A study involving 230 patients with multiple sclerosis (MS) who had not sufficiently responded to previous medications were treated with Sativex® (nabiximols) as an add-on treatment. The drug effectively reduced spasticity in the majority of those involved in the study. Sativex® is a medication that was formulated by GW Pharmaceuticals and is proprietary mix of cannabinoids and non-cannabinoid components that primarily includes tetrahydrocannabinol (THC) and cannabidiol (CBD). The medication has been approved for use in treating seizure disorders, spasticity, and other symptoms associated with MS throughout Europe.
The study, which was published in BMC Neurology, took place in Belgium and relied on self-reports from patients that occurred at baseline, and then after 4, 8, and/or 12 weeks of treatment. Some patients reported outcomes 6 (n = 180) and 12 months (n = 113) after continued treatment, as well. Spasticity was measured using the 0-10 spasticity Numerical Rating Scale. Mean spasticity scores declined from 8.1 (±1.08) at baseline to 5.2 (±1.82), 4.6 (±1.69), and 4.1 (±1.78) after 4, 8, and 12 weeks, respectively. Patients who reported continued use after 6 and 12 months reported sustained effects with mean spasticity scores of 4.3 (±1.77) and 4.0 (±1.92), respectively.

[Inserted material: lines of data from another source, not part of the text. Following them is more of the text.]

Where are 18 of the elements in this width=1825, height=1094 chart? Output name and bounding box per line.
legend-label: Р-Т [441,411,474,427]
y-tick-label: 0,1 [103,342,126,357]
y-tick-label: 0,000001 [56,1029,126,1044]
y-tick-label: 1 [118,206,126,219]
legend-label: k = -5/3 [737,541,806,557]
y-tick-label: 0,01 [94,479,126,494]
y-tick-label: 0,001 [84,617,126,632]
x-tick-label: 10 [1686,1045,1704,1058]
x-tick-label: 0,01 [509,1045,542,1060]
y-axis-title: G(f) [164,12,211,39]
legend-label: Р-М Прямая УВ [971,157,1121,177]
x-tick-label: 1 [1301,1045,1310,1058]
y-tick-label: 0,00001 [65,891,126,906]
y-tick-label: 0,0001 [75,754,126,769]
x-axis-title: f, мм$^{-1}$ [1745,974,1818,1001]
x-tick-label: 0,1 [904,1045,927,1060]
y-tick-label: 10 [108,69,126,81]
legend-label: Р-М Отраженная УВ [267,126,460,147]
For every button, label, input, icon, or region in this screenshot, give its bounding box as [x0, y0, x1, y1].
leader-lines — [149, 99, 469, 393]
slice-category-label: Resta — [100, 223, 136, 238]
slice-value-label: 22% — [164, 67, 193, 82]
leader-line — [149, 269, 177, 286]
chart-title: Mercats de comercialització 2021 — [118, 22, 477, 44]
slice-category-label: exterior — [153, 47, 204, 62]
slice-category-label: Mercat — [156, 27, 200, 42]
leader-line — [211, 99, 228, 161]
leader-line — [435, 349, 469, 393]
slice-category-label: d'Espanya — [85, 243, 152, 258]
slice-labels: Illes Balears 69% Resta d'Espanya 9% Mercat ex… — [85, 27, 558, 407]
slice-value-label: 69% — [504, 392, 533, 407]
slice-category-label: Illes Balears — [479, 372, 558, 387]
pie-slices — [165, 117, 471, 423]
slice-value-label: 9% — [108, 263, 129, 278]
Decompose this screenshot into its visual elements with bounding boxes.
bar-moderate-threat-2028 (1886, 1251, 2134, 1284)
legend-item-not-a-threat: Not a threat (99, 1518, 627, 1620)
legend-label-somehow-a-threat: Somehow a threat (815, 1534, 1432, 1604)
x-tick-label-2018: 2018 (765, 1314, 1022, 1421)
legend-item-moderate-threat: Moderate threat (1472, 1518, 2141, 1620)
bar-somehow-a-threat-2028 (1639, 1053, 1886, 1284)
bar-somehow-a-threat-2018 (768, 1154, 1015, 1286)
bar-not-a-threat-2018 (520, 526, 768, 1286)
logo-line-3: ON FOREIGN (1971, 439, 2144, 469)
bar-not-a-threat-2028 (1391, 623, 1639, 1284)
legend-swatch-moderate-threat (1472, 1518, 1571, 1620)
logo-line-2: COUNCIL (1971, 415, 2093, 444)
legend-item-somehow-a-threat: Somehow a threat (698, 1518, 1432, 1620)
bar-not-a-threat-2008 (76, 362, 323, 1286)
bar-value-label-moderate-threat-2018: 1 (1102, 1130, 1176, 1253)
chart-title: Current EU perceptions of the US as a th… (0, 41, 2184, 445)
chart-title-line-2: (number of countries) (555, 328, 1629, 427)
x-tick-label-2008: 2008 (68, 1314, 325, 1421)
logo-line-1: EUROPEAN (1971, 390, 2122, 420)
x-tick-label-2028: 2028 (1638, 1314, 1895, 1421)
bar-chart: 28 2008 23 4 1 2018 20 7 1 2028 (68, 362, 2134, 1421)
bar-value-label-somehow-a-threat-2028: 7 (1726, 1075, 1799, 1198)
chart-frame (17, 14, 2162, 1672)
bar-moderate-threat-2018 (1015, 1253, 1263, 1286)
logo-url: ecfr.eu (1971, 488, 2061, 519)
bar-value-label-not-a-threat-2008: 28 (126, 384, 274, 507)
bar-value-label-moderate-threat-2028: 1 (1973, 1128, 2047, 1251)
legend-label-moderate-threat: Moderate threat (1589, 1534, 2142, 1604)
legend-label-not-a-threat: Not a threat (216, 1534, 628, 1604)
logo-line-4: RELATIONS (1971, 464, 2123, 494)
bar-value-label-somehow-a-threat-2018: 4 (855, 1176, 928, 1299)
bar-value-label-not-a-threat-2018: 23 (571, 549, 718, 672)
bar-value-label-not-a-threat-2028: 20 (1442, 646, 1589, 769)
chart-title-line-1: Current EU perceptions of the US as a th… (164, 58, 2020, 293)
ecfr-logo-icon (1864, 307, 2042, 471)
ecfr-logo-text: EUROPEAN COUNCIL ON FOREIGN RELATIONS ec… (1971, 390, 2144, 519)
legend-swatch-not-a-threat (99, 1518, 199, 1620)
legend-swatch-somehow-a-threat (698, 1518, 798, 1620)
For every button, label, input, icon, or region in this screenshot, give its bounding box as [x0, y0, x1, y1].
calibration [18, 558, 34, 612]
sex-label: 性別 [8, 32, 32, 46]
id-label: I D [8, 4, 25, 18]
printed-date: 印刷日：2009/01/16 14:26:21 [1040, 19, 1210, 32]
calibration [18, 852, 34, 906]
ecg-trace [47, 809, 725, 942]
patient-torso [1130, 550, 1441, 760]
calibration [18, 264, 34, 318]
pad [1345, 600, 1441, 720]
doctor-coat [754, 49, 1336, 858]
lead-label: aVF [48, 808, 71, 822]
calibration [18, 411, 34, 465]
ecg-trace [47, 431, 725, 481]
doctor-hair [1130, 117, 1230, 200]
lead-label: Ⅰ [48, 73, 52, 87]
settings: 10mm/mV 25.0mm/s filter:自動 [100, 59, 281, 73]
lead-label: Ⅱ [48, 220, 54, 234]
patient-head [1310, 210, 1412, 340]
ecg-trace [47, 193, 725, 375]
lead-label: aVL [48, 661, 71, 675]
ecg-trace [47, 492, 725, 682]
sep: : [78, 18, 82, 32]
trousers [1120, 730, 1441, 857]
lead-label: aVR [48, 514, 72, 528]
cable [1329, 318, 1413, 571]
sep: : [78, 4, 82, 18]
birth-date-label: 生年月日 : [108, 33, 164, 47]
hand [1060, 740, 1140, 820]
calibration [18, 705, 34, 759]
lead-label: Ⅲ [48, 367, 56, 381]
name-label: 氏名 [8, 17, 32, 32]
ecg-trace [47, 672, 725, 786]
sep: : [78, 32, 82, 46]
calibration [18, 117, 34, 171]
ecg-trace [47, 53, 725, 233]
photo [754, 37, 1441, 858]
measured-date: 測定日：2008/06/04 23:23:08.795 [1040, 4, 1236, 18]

After 4 weeks of treatment, 168 of 230 (73%) of patients reported a minimally clinically important difference (MCID) in symptoms (defined as a greater than 20% improvement in NRS score), while approximately 50% (116) reported a clinically important difference (CID) in symptoms (defined as a greater than 30% improvement in NRS score). This level of improvement was sustained in 89% of patients through week 8 of the treatment. Of the 52 patients who reported MCID but not CID at 4 weeks, 34 reported CID at week 8. Of the remaining 18, 11 progressed to CID at week 12. 9 patients who had reported neither NCID nor CID at 4 weeks reported CID at week 8 and another 7 reported CID at week 12. In total, 171 (74%) of patients reported CID at week 12.
Quality of life scores saw significant improvement, as well, and were measured using the visual analog scale (VAS) component of the EuroQol five-dimensional (EQ-5D) instrument (EQ VAS). Possible scores range from 0-100, with 0 being the worst possible health and 100 being the best. Patient scores rose from 39 at baseline to 52, 57, and 59 after 4, 8, and 12 weeks, respectively. Scores continued to improve at 6- and 12-month follow-ups, where mean EQ VAS scores were 61 and 64, respectively.